No te olvides que te espero….
Y nunca esperes que te olvide…
Te amo…
Allí estaba la esquela. Guardada hacía tanto tiempo. Surgió como de la nada. Tantas veces la había leído. Hasta que un día la guardó. Tal vez para siempre. Ahora la tenía frente a él. La tocó. El papel parecía de seda. La caligrafía redondeada, erguida y elegante como ella. Ver esas palabras y sentir que su cuerpo se transfiguraba, que un calor abrazador se apoderaba de todo su cuerpo y que a pesar de ello su corazón era invadido por la ternura. ¡¡¡Fue como un arrebato!!! Solo, en su celda, en medio de las dudas, sí, aún muchas dudas, profundas dudas, largamente analizadas, luego de tantas horas de meditación, surgía la pregunta: -“¿Por qué Dios, en este preciso momento? ¿Por qué si yo creía tener todo resuelto, casi olvidado, cuando faltan apenas horas para el compromiso de mi vida, para lograr encausar de una vez y para siempre lo que creo es mi vocación?-. -¿Por qué Dios me ponés a prueba nuevamente?-. -¿Cuál es mi camino?-. -¿Dónde podré servirte mejor Dios mío?-. Y entonces la vio. Se le presentó su imagen, su querida figura, como si estuviera delante de él, como otras veces en su continua lucha por olvidarla, bella como su nombre, Ángeles. Era su ángel, desde chicos, era su ángel. Siempre estuvieron enamorados, ambos lo sabían, se miraban, se acompañaban, estudiaban juntos. La madre de él, católica hasta los tuétanos, y el padre del Opus Dei, pretendían un hijo cura. Su única esperanza era Gabriel.

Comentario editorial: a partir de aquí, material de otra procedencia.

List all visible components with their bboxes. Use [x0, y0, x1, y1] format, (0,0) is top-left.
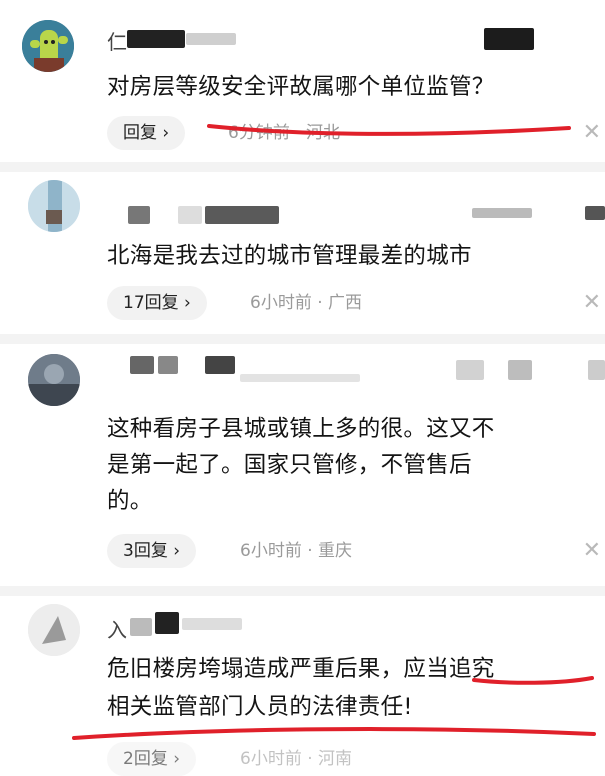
- username-redaction: [178, 206, 202, 224]
- like-redaction: [472, 208, 532, 218]
- like-redaction: [508, 360, 532, 380]
- comment-1: 仁 对房层等级安全评故属哪个单位监管？ 回复 › 6分钟前 · 河北 ✕: [0, 0, 605, 170]
- comment-meta: 6小时前 · 重庆: [240, 541, 353, 561]
- red-underline-annotation: [207, 124, 571, 136]
- comment-text-line: 的。: [107, 488, 153, 514]
- divider: [0, 162, 605, 172]
- divider: [0, 586, 605, 596]
- reply-button[interactable]: 回复 ›: [107, 116, 186, 150]
- username[interactable]: 仁: [107, 26, 127, 55]
- username-redaction: [158, 356, 178, 374]
- like-icon-redaction: [585, 206, 605, 220]
- comment-text-line: 这种看房子县城或镇上多的很。这又不: [107, 416, 495, 442]
- comment-meta: 6小时前 · 广西: [250, 293, 363, 313]
- reply-button[interactable]: 2回复 ›: [107, 742, 197, 776]
- comment-text: 对房层等级安全评故属哪个单位监管？: [107, 74, 495, 100]
- username-redaction: [130, 356, 154, 374]
- like-icon-redaction: [588, 360, 605, 380]
- comment-meta: 6小时前 · 河南: [240, 749, 353, 769]
- comment-text-line: 相关监管部门人员的法律责任!: [107, 694, 413, 720]
- comment-4: 入 危旧楼房垮塌造成严重后果，应当追究 相关监管部门人员的法律责任! 2回复 ›…: [0, 596, 605, 776]
- username-redaction: [182, 618, 242, 630]
- like-redaction: [456, 360, 484, 380]
- avatar-photo-icon: [28, 180, 80, 232]
- comment-3: 这种看房子县城或镇上多的很。这又不 是第一起了。国家只管修，不管售后 的。 3回…: [0, 344, 605, 594]
- reply-button[interactable]: 3回复 ›: [107, 534, 197, 568]
- avatar[interactable]: [22, 20, 74, 72]
- username-redaction: [130, 618, 152, 636]
- comment-text-line: 危旧楼房垮塌造成严重后果，应当追究: [107, 656, 495, 682]
- close-icon[interactable]: ✕: [583, 116, 601, 150]
- avatar[interactable]: [28, 180, 80, 232]
- username-redaction: [205, 206, 279, 224]
- red-underline-annotation: [472, 676, 594, 685]
- username-redaction: [127, 30, 185, 48]
- avatar[interactable]: [28, 604, 80, 656]
- close-icon[interactable]: ✕: [583, 534, 601, 568]
- username[interactable]: 入: [107, 614, 127, 643]
- username-redaction: [186, 33, 236, 45]
- close-icon[interactable]: ✕: [583, 286, 601, 320]
- cactus-icon: [22, 20, 74, 72]
- username-redaction: [205, 356, 235, 374]
- like-redaction: [484, 28, 534, 50]
- username-redaction: [128, 206, 150, 224]
- reply-button[interactable]: 17回复 ›: [107, 286, 207, 320]
- comment-text-line: 是第一起了。国家只管修，不管售后: [107, 452, 472, 478]
- username-redaction: [155, 612, 179, 634]
- avatar-photo-icon: [28, 354, 80, 406]
- comment-2: 北海是我去过的城市管理最差的城市 17回复 › 6小时前 · 广西 ✕: [0, 172, 605, 342]
- username-redaction: [240, 374, 360, 382]
- avatar[interactable]: [28, 354, 80, 406]
- avatar-photo-icon: [28, 604, 80, 656]
- comment-text: 北海是我去过的城市管理最差的城市: [107, 243, 472, 269]
- divider: [0, 334, 605, 344]
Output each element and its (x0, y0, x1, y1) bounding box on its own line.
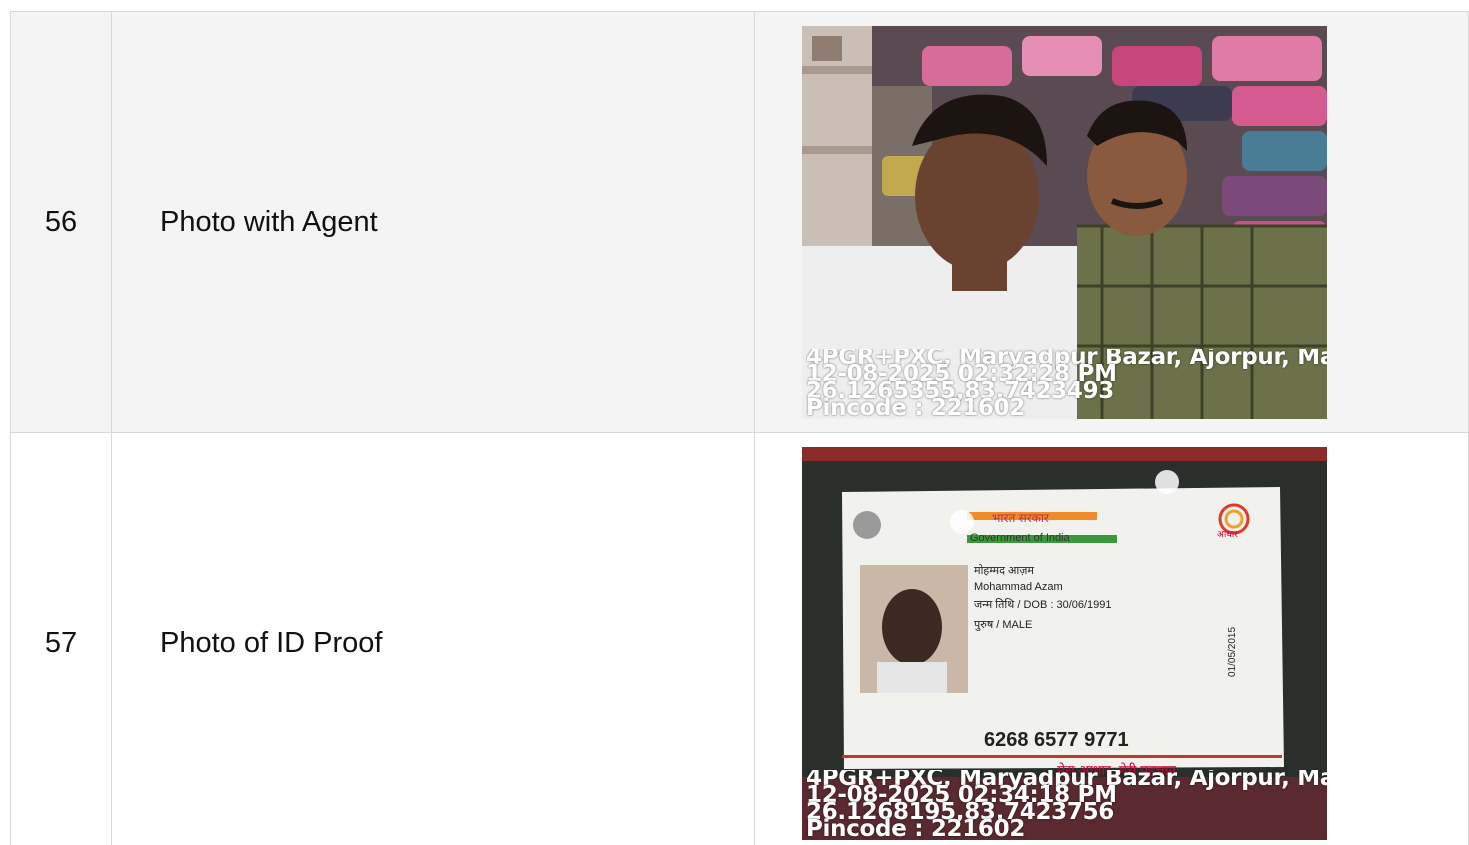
agent-photo[interactable]: 4PGR+PXC, Maryadpur Bazar, Ajorpur, Ma 1… (802, 25, 1327, 419)
geo-stamp: 4PGR+PXC, Maryadpur Bazar, Ajorpur, Ma 1… (806, 770, 1327, 838)
row-number: 57 (10, 432, 112, 845)
card-issue-date: 01/05/2015 (1227, 626, 1238, 677)
card-dob: जन्म तिथि / DOB : 30/06/1991 (974, 598, 1112, 611)
photo-cell: 4PGR+PXC, Maryadpur Bazar, Ajorpur, Ma 1… (754, 11, 1469, 433)
card-name-hindi: मोहम्मद आज़म (974, 564, 1035, 577)
row-label: Photo of ID Proof (111, 432, 755, 845)
card-name: Mohammad Azam (974, 580, 1063, 593)
row-number: 56 (10, 11, 112, 433)
card-gender: पुरुष / MALE (974, 618, 1033, 631)
id-proof-photo[interactable]: भारत सरकार Government of India आधार मोहम… (802, 446, 1327, 840)
card-hindi-gov: भारत सरकार (992, 510, 1049, 525)
row-label: Photo with Agent (111, 11, 755, 433)
card-aadhaar-number: 6268 6577 9771 (984, 728, 1129, 751)
table-row: 57 Photo of ID Proof भारत सरकार Governme… (10, 432, 1469, 845)
photo-cell: भारत सरकार Government of India आधार मोहम… (754, 432, 1469, 845)
verification-table: 56 Photo with Agent 4PGR+PXC, Maryadpur … (10, 11, 1469, 845)
geo-stamp: 4PGR+PXC, Maryadpur Bazar, Ajorpur, Ma 1… (806, 349, 1327, 417)
card-aadhaar-logo: आधार (1217, 528, 1238, 539)
card-gov: Government of India (970, 531, 1070, 544)
table-row: 56 Photo with Agent 4PGR+PXC, Maryadpur … (10, 11, 1469, 433)
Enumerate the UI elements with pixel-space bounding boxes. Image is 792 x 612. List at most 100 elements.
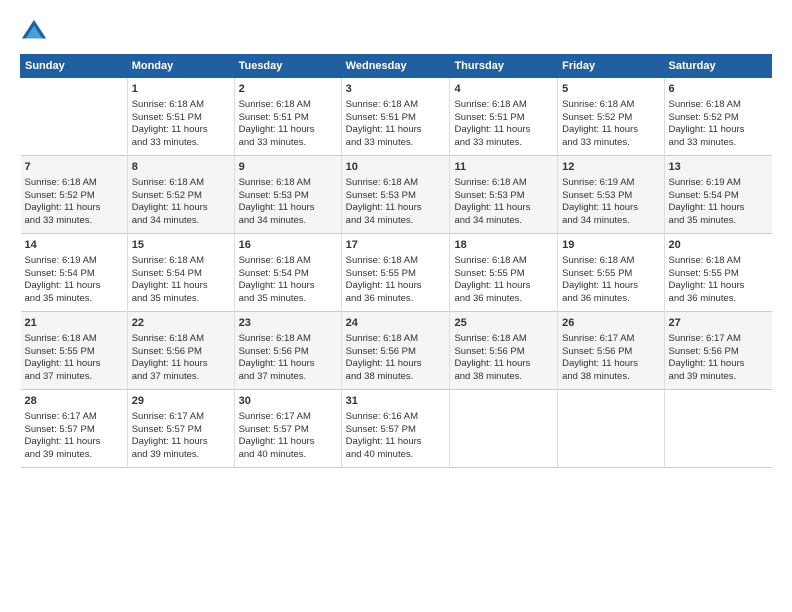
day-number: 1 bbox=[132, 82, 230, 97]
cell-line: Daylight: 11 hours bbox=[132, 436, 230, 449]
day-number: 17 bbox=[346, 238, 446, 253]
day-number: 5 bbox=[562, 82, 659, 97]
cell-line: Daylight: 11 hours bbox=[346, 436, 446, 449]
cell-line: and 37 minutes. bbox=[25, 371, 123, 384]
cell-line: and 33 minutes. bbox=[454, 137, 553, 150]
cell-line: Sunrise: 6:18 AM bbox=[562, 99, 659, 112]
cell-0-4: 4Sunrise: 6:18 AMSunset: 5:51 PMDaylight… bbox=[450, 78, 558, 156]
cell-4-5 bbox=[558, 390, 664, 468]
cell-line: Daylight: 11 hours bbox=[346, 124, 446, 137]
day-number: 27 bbox=[669, 316, 768, 331]
cell-line: Sunset: 5:55 PM bbox=[562, 268, 659, 281]
cell-line: Sunrise: 6:18 AM bbox=[346, 177, 446, 190]
cell-line: Sunset: 5:53 PM bbox=[454, 190, 553, 203]
cell-3-1: 22 Sunrise: 6:18 AMSunset: 5:56 PMDayligh… bbox=[127, 312, 234, 390]
cell-line: Daylight: 11 hours bbox=[239, 358, 337, 371]
calendar-table: SundayMondayTuesdayWednesdayThursdayFrid… bbox=[20, 54, 772, 468]
cell-line: and 33 minutes. bbox=[562, 137, 659, 150]
cell-line: Daylight: 11 hours bbox=[25, 358, 123, 371]
cell-line: Daylight: 11 hours bbox=[132, 202, 230, 215]
cell-line: Daylight: 11 hours bbox=[454, 202, 553, 215]
cell-2-5: 19Sunrise: 6:18 AMSunset: 5:55 PMDayligh… bbox=[558, 234, 664, 312]
day-number: 24 bbox=[346, 316, 446, 331]
cell-line: Sunset: 5:54 PM bbox=[239, 268, 337, 281]
week-row-4: 28Sunrise: 6:17 AMSunset: 5:57 PMDayligh… bbox=[21, 390, 772, 468]
cell-2-1: 15Sunrise: 6:18 AMSunset: 5:54 PMDayligh… bbox=[127, 234, 234, 312]
day-number: 6 bbox=[669, 82, 768, 97]
day-number: 2 bbox=[239, 82, 337, 97]
day-number: 11 bbox=[454, 160, 553, 175]
day-number: 29 bbox=[132, 394, 230, 409]
cell-line: Daylight: 11 hours bbox=[454, 358, 553, 371]
cell-1-0: 7Sunrise: 6:18 AMSunset: 5:52 PMDaylight… bbox=[21, 156, 128, 234]
cell-0-2: 2Sunrise: 6:18 AMSunset: 5:51 PMDaylight… bbox=[234, 78, 341, 156]
cell-line: and 33 minutes. bbox=[669, 137, 768, 150]
cell-line: Daylight: 11 hours bbox=[132, 124, 230, 137]
day-number: 22 bbox=[132, 316, 230, 331]
cell-line: Daylight: 11 hours bbox=[454, 280, 553, 293]
header-cell-saturday: Saturday bbox=[664, 55, 771, 78]
cell-line: Sunrise: 6:18 AM bbox=[454, 255, 553, 268]
day-number: 7 bbox=[25, 160, 123, 175]
header-cell-tuesday: Tuesday bbox=[234, 55, 341, 78]
cell-line: Sunrise: 6:16 AM bbox=[346, 411, 446, 424]
cell-line: Sunrise: 6:17 AM bbox=[669, 333, 768, 346]
cell-line: Sunrise: 6:18 AM bbox=[669, 99, 768, 112]
cell-0-6: 6Sunrise: 6:18 AMSunset: 5:52 PMDaylight… bbox=[664, 78, 771, 156]
cell-line: Sunrise: 6:17 AM bbox=[562, 333, 659, 346]
cell-4-1: 29Sunrise: 6:17 AMSunset: 5:57 PMDayligh… bbox=[127, 390, 234, 468]
page: SundayMondayTuesdayWednesdayThursdayFrid… bbox=[0, 0, 792, 612]
cell-line: Daylight: 11 hours bbox=[669, 124, 768, 137]
cell-line: and 40 minutes. bbox=[346, 449, 446, 462]
cell-line: Sunset: 5:55 PM bbox=[25, 346, 123, 359]
week-row-2: 14Sunrise: 6:19 AMSunset: 5:54 PMDayligh… bbox=[21, 234, 772, 312]
cell-line: and 36 minutes. bbox=[669, 293, 768, 306]
cell-line: Sunset: 5:53 PM bbox=[346, 190, 446, 203]
cell-1-1: 8Sunrise: 6:18 AMSunset: 5:52 PMDaylight… bbox=[127, 156, 234, 234]
day-number: 12 bbox=[562, 160, 659, 175]
cell-line: Sunset: 5:57 PM bbox=[132, 424, 230, 437]
cell-line: Sunset: 5:55 PM bbox=[346, 268, 446, 281]
cell-line: and 34 minutes. bbox=[239, 215, 337, 228]
cell-4-3: 31Sunrise: 6:16 AMSunset: 5:57 PMDayligh… bbox=[341, 390, 450, 468]
cell-line: Daylight: 11 hours bbox=[132, 358, 230, 371]
cell-line: and 39 minutes. bbox=[25, 449, 123, 462]
cell-line: Sunrise: 6:19 AM bbox=[669, 177, 768, 190]
cell-line: Sunset: 5:56 PM bbox=[132, 346, 230, 359]
cell-line: and 36 minutes. bbox=[562, 293, 659, 306]
cell-line: Sunset: 5:51 PM bbox=[239, 112, 337, 125]
cell-line: Sunrise: 6:18 AM bbox=[132, 99, 230, 112]
day-number: 30 bbox=[239, 394, 337, 409]
cell-line: Sunrise: 6:18 AM bbox=[239, 333, 337, 346]
logo-icon bbox=[20, 18, 48, 46]
cell-1-6: 13Sunrise: 6:19 AMSunset: 5:54 PMDayligh… bbox=[664, 156, 771, 234]
cell-line: and 38 minutes. bbox=[346, 371, 446, 384]
cell-line: Sunset: 5:57 PM bbox=[25, 424, 123, 437]
cell-line: Daylight: 11 hours bbox=[132, 280, 230, 293]
day-number: 28 bbox=[25, 394, 123, 409]
cell-4-0: 28Sunrise: 6:17 AMSunset: 5:57 PMDayligh… bbox=[21, 390, 128, 468]
cell-line: Sunrise: 6:18 AM bbox=[132, 333, 230, 346]
cell-line: Daylight: 11 hours bbox=[669, 280, 768, 293]
cell-line: Daylight: 11 hours bbox=[346, 280, 446, 293]
cell-1-5: 12Sunrise: 6:19 AMSunset: 5:53 PMDayligh… bbox=[558, 156, 664, 234]
cell-1-4: 11Sunrise: 6:18 AMSunset: 5:53 PMDayligh… bbox=[450, 156, 558, 234]
cell-line: Sunrise: 6:19 AM bbox=[562, 177, 659, 190]
cell-line: Daylight: 11 hours bbox=[239, 280, 337, 293]
cell-line: and 33 minutes. bbox=[25, 215, 123, 228]
cell-line: Daylight: 11 hours bbox=[239, 124, 337, 137]
day-number: 9 bbox=[239, 160, 337, 175]
cell-line: Daylight: 11 hours bbox=[562, 358, 659, 371]
cell-line: and 36 minutes. bbox=[454, 293, 553, 306]
cell-3-5: 26Sunrise: 6:17 AMSunset: 5:56 PMDayligh… bbox=[558, 312, 664, 390]
cell-line: Sunset: 5:51 PM bbox=[132, 112, 230, 125]
cell-line: and 34 minutes. bbox=[562, 215, 659, 228]
cell-line: Sunrise: 6:18 AM bbox=[25, 333, 123, 346]
logo bbox=[20, 18, 52, 46]
cell-line: and 33 minutes. bbox=[346, 137, 446, 150]
day-number: 26 bbox=[562, 316, 659, 331]
cell-line: Sunrise: 6:18 AM bbox=[669, 255, 768, 268]
cell-3-3: 24Sunrise: 6:18 AMSunset: 5:56 PMDayligh… bbox=[341, 312, 450, 390]
day-number: 10 bbox=[346, 160, 446, 175]
cell-line: Sunrise: 6:19 AM bbox=[25, 255, 123, 268]
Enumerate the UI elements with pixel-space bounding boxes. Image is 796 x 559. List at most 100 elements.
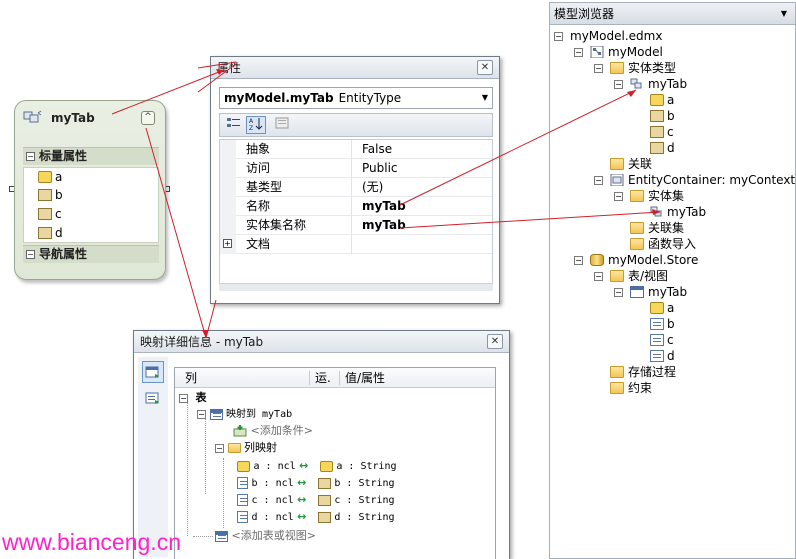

-¡Suerte!- dijo la madre de ella. -¿Qué podrías esperar de un muchacho cuyo único deseo es ir a darle de comer a los vagos hambrientos de las villas y pasar horas jugando y leyendóles como si les sirviera para algo?
Gabriel entró en el seminario. Salesiano, para disgusto de sus padres. No conformaba a nadie.
Fue duro. Extremadamente duro. Muy muy duro. Más aún. Pero siguió.
Sin embargo, en un rincón de su corazón permanecía Ángeles.
Veintitrés de septiembre, gran alboroto. A días de su consagración visita su casa. La sorpresa fue catastrófica. La madre lo abrazó y lloró mucho. El padre lo besó mientras lo miraba con el ceño fruncido.
-Voy a salir- dijo. Abrió la puerta de calle, su figura delgada y alta, su vestimenta sobria, lo hacían parecer severo. Lucía, quien lo había criado, lo miró satisfecha. Lo conocía y muy bien. Sonrió como para adentro y se retiró para que nadie viera la expresión de su cara.
Veintitrés de septiembre: hermoso regalo recibiría Ángeles en su cumpleaños. Sonó el timbre. Alegre como siempre corrió, abrió la puerta. Lo vio. Lo vio y supo, era el amor.
S, Susana Consolino
San Clemente del Tuyú
Hace mucho tiempo. Según una consigna del Taller.